The next afternoon, he was working on Talleyrand. He was bent over his desk, working slowly but not too badly, when he became conscious that there was someone standing behind him. He swung in his chair. A gray-haired man in a tweed suit was standing there, staring down at him.

“Yes?” Hugh said curtly. “Are you looking for someone?”

The man, surprisingly, turned red, then went out of the room, slamming the door behind him. Hugh shrugged incuriously and turned back to Talleyrand.

The elevator was crowded when he left for the day, and the hall downstairs was thronged with clerks and secretaries hurrying out of the building. Near the entrance, a very pretty girl was standing, and she smiled and waved at Hugh over the heads of the homeward-bound office workers. Hugh stopped for an instant, flattered, and was tempted to smile back. But he had a date with Jean, and anyway he was too old for anything like that. He set his face and hurried out in the stream of people. He thought he heard a kind of wail, which sounded curiously like “Daddy,” but he knew that was impossible, and didn’t turn around.

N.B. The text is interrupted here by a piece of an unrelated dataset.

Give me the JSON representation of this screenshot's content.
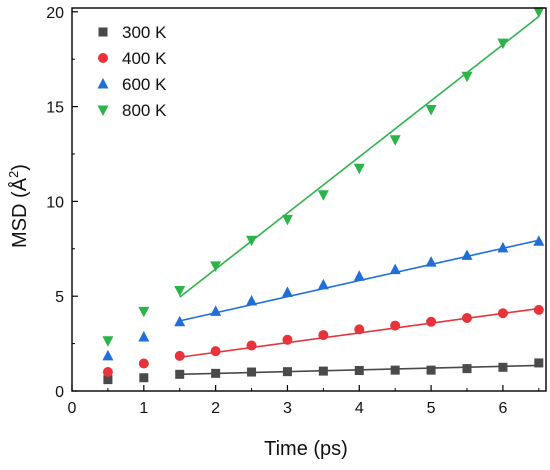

He went to Lexington Avenue, enjoying the shining winter evening, and. started north. He passed two bars and was approaching a third when he slowed down. He retraced his steps, peering at the bar fronts. They all had chromium on them, and neon lights, and they all looked the same. There was another bar across the street. He went and looked at the bar across the street, but it was just like the others. He went into it, anyway, but Jean wasn’t there. He ordered a whisky, standing at the bar, and asked the bartender, “Have you seen a lady alone in here in the last half hour?”